Ortec Finance organizes a yearly Tour de France competition. Employees can guess which riders are going to score best during the Tour de France. And if they get it right, they take home a nice prize.

Coming up with the idea
Our colleague Oedsen has participated in the Ortec Finance Tour pool for 3 years now. The first two years he used all his cycling knowledge to come up with the best team possible. He finished a promising third the first year, but despite preparing even more, the second year didn’t go so well. He turned out to be only 24th. He was really disappointed and started thinking about alternative ways to predict the outcome of the Tour de France.

Pitching the idea
Oedsen quickly came up with the idea to use machine learning to win the Tour de France competition. He pitched his idea during the Tech Labs Hackathon, and it turned out that there were more Tour de France enthusiasts. So they formed a team to work on the idea. The team consisted of Daan, Boyd, Eric and Oedsen.

Collecting Data
First the team needed to collect data. They asked Roy, the organizer of the Ortec Finance Tour pool, for all the data of the competition of the past five years. They also gathered results of cycling races that took place before the Tour de France, such as the Giro d ’Italia. They looked at the performance of the cyclists in former cycling races, but also in former years of the Tour de France. They used this as input for the machine learning program and the data from the tour pool as desired output.

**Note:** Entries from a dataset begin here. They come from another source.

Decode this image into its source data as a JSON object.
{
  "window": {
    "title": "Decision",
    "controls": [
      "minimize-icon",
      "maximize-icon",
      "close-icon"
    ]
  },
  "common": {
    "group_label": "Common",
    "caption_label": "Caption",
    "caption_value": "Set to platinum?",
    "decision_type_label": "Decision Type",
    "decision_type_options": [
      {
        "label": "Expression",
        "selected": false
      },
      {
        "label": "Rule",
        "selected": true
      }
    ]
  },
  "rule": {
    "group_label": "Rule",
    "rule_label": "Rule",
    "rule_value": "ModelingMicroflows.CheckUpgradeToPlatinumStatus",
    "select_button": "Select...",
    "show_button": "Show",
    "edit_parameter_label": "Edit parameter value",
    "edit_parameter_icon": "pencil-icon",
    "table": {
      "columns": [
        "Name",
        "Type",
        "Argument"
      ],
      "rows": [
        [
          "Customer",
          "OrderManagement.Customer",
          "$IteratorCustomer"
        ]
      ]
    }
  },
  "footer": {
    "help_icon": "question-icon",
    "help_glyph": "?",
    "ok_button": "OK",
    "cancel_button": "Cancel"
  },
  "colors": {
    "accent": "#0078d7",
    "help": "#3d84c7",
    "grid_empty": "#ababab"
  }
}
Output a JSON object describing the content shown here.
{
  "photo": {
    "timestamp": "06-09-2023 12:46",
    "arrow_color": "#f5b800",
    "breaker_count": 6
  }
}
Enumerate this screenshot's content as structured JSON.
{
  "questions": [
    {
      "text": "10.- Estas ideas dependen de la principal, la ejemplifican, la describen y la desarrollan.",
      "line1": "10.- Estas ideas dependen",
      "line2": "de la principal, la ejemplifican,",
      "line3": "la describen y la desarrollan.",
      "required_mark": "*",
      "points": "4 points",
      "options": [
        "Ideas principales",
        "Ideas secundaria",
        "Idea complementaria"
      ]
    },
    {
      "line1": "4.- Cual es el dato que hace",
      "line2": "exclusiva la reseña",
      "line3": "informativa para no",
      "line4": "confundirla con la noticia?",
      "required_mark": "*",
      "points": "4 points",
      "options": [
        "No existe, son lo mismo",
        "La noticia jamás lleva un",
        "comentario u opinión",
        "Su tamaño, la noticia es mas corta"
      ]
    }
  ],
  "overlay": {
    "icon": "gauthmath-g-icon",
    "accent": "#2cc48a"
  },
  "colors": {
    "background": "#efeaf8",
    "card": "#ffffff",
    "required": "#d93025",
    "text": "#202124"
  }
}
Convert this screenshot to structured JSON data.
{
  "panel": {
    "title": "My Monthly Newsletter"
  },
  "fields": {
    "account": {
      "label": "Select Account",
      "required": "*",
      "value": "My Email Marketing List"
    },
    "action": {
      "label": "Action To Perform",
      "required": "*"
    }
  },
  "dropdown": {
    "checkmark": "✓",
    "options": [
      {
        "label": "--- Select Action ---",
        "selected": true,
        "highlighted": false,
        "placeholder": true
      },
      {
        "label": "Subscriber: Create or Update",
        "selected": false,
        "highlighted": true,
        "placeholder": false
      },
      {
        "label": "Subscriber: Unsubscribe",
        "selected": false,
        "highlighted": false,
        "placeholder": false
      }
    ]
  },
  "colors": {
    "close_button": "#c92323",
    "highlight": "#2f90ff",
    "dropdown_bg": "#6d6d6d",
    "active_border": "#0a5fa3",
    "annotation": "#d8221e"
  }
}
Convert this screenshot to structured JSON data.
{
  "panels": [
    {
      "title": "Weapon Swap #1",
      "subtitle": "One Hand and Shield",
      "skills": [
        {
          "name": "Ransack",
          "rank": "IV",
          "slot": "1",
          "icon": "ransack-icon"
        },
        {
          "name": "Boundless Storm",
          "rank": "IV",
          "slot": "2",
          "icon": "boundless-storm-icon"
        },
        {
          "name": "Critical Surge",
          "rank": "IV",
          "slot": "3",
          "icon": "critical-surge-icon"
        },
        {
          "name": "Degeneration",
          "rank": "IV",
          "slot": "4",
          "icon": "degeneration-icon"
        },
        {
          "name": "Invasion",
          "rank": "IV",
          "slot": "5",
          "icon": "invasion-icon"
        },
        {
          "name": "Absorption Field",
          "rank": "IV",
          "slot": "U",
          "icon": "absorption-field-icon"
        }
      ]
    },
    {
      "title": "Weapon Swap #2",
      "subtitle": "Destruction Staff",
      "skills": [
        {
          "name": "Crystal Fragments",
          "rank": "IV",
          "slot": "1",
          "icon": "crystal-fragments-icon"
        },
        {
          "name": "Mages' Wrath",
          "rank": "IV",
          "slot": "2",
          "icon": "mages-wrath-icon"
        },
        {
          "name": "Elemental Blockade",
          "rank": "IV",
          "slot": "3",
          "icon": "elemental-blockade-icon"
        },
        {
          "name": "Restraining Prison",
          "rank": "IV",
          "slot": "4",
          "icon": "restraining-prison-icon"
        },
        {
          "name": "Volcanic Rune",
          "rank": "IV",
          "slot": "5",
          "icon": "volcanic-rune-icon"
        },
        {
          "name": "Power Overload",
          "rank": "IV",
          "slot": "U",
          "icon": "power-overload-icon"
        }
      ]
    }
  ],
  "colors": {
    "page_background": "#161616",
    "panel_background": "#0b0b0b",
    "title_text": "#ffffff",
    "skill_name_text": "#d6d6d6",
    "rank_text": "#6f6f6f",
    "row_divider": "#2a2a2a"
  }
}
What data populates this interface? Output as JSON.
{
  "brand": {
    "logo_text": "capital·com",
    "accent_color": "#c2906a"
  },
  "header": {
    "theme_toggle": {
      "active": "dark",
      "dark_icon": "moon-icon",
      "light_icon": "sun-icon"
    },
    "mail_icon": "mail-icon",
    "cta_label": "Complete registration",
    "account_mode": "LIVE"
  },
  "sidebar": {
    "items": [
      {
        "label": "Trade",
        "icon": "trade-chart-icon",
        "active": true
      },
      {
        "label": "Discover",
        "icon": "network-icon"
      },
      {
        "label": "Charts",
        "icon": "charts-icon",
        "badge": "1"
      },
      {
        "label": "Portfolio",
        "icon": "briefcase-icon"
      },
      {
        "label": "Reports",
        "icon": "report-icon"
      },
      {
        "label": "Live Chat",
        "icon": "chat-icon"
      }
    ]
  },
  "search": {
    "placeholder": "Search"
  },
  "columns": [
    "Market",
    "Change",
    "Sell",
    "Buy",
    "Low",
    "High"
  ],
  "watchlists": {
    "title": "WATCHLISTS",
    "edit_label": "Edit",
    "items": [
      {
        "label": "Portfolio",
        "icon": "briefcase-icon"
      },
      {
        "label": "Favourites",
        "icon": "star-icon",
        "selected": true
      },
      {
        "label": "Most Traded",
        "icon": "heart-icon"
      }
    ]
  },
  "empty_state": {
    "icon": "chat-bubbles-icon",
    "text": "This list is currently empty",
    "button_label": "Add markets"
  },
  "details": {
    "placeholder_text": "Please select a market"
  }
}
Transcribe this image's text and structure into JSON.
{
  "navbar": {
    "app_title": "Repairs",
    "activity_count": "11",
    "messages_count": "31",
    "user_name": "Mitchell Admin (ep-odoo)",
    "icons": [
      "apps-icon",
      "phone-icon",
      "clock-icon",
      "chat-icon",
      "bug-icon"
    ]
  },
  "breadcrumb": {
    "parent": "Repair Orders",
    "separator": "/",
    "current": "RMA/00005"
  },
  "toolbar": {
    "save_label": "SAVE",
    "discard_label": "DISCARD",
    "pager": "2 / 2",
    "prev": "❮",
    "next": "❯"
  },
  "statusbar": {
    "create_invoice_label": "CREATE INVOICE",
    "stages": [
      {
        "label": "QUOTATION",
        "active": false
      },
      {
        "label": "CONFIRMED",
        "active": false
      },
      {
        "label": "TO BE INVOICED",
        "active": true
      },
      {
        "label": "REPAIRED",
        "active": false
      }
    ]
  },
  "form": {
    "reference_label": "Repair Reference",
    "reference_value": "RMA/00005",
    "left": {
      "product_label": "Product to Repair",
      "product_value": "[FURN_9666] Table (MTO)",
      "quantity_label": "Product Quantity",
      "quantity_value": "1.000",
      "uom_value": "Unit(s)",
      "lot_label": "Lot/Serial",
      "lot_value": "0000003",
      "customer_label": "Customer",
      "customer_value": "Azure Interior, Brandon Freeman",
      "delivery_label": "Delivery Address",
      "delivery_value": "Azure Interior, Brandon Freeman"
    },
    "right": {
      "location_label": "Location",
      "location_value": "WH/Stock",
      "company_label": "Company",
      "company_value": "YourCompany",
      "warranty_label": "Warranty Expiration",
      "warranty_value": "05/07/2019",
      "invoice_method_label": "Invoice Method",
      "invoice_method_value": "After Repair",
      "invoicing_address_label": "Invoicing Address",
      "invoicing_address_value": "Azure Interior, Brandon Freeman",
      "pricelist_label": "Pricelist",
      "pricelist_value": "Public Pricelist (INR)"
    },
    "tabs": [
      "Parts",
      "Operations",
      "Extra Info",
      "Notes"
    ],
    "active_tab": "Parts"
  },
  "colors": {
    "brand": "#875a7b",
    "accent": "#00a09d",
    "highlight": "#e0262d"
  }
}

The team during the Hackathon

Testing phase
After gathering the data, the team ran a test. They tried the predict the results of 2017 and checked it with the actual results. It turned out that the program wasn’t that accurate yet. They would finish 20th if they would have entered in last year’s competition. Oedsen decided that this was not good enough. He made some changes to the input data during his holiday. This improved the result: the team generated by the machine learning program would have finished fourth. This improved the confidence of the team and they entered this year’s competition with their machine learning-generated team. They named their invention Team SkAI.

Working on the idea

The results
During the first stages of the Tour de France it didn’t look so good for team SkAI, with a 22nd place in the intermediate standings after one week of racing. But when the mountain stages started their results became better and better and they steadily climbed the ranks, taking over the lead after stage 16. In the end they managed to win the Ortec Finance Tour pool!

Development
 
Oedsen is certainly planning to compete again next year. He and his team already have some good ideas to improve their program and get even better results next year.